Bitmap indices offer space savings of up to 1000 x in some cases and specially for large tables the savings in I/O can be very significant.

A bitmap index can only be used on tables with an integer primary key or in other situations where the last effective key part of the index is an integer. This is understandable since a bitmap index uses a bitmap for representing the values of the last key part, thus having one bitmap for each distinct combination of leading key parts. In the above example, the customer table has an integer c_id column as primary key and a character for the customer's gender and a 2 character field for the state where the customer is located. Thus, to count all the male customers in Massachusetts, one will take the males bitmap and the MA bitmap and perform a bitwise AND of the two. This will have a 1 bit corresponding to the c_id of each male customer in Massachusetts.

We also note that in order to do the count, the customer table itself does not even have to be referenced, as the bitmaps hold all the information. Even if the table did have to be referenced, for example for adding up the outstanding credit of all male customers in Massachusetts, the bitwise AND could be done first and only the relevant rows would have to be retrieved from the table itself.

Virtuoso's implementation of bitmap indices is designed to work efficiently even when the leading key parts have relatively high cardinality, i.e. many distinct values, causing there to be a large number of mostly empty bitmaps.
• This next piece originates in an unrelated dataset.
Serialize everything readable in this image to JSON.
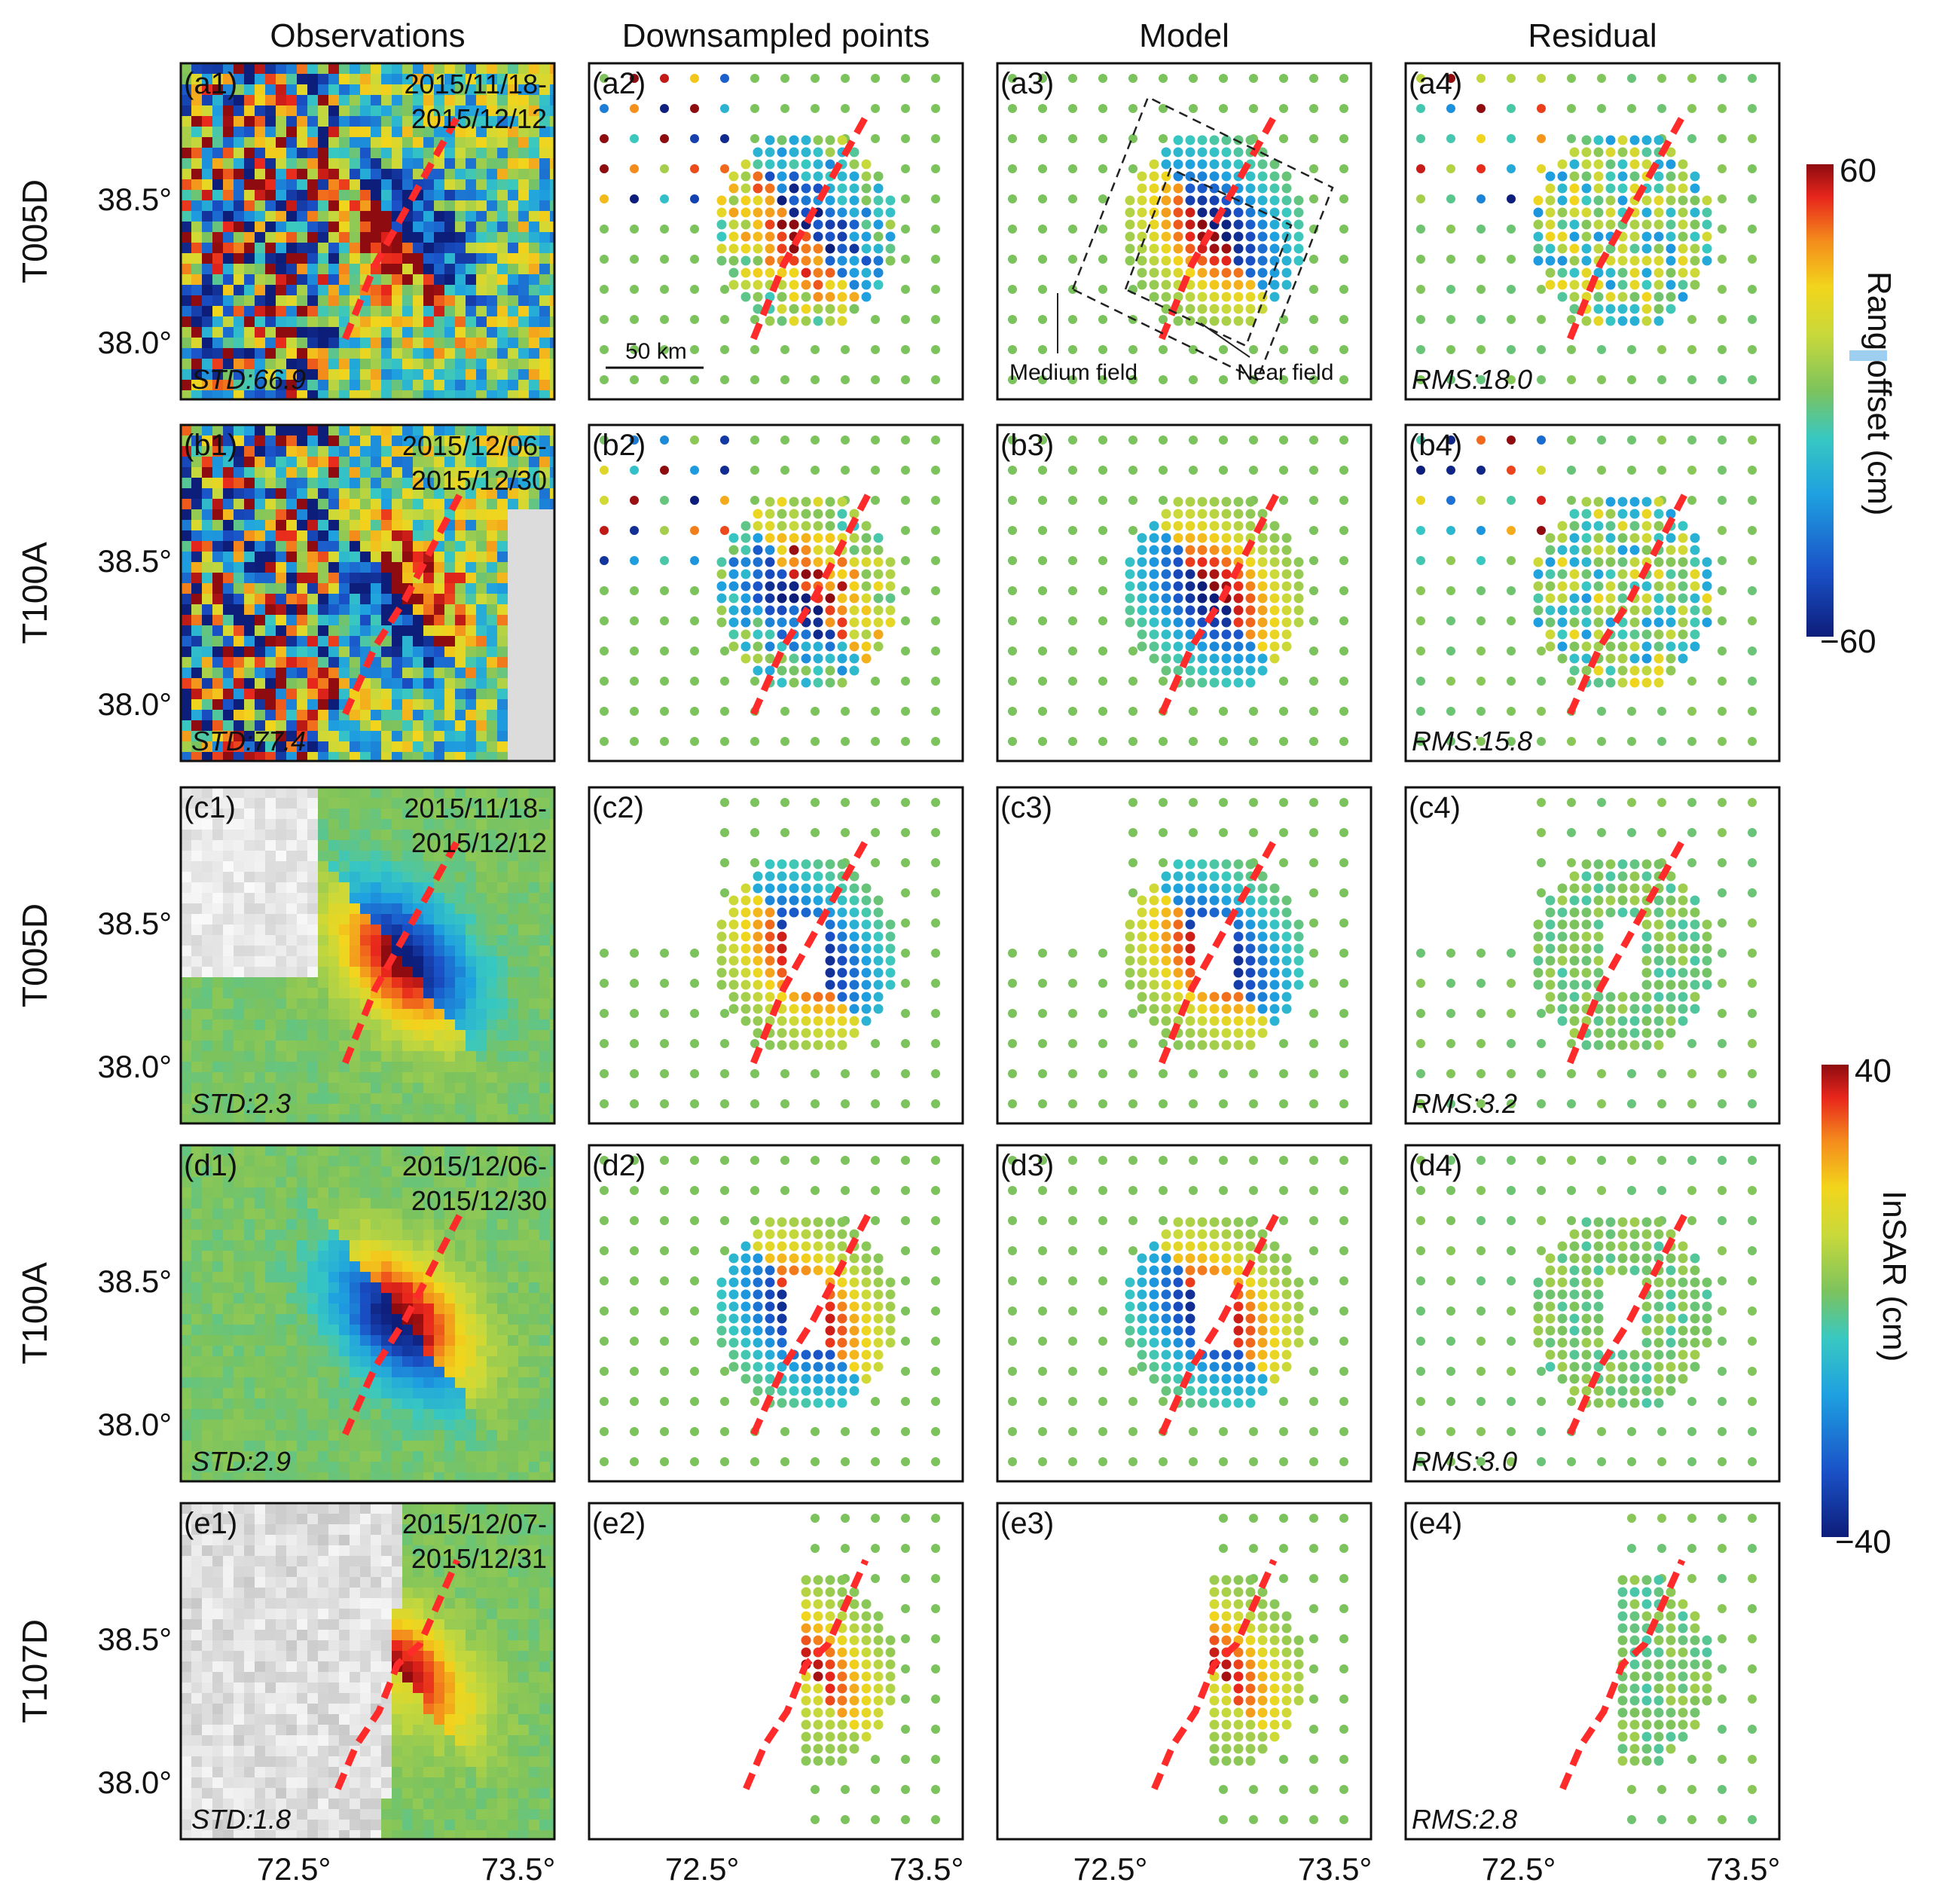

Of course, if each bitmap has only one bit set, for example if every customer is in a different state, there is no benefit to bitmap indices. On the other hand, there is also almost no penalty, only 6 bytes more per index entry than for a regular index. Therefore, for any non-unique key where bitmap indices are applicable, even if there are only a few repeated values, bitmap indices are a safe choice. If there are at least 2 times more rows than distinct values of the keys, space savings are certain.

A bitmap index may have any number of key parts of any type, provided that the last effective part is an integer or and IRI id. The last key parts of an index are those primary key parts that do not occur elsewhere in the key. Thus, if the primary key is a single integer, bitmap indices are always applicable. However, supposing the primary key were an integer plus a string, it would be possible to make a bitmap index where the string were first, followed by the integer. This would make sense and save space if the string were not unique by itself. As another example, the RDF_QUAD system table, the default location of the Virtuoso RDF triple store, has the columns P, G, O and S, where all are IRI ID's, except for O which is ANY. Thus, The primary key is the concatenation of all columns, by default in the order GSPO. There is another key in the order PGOS which can be implemented as a bitmap index because S is an IRI ID, hence integer-like for purposes of bitmap indices.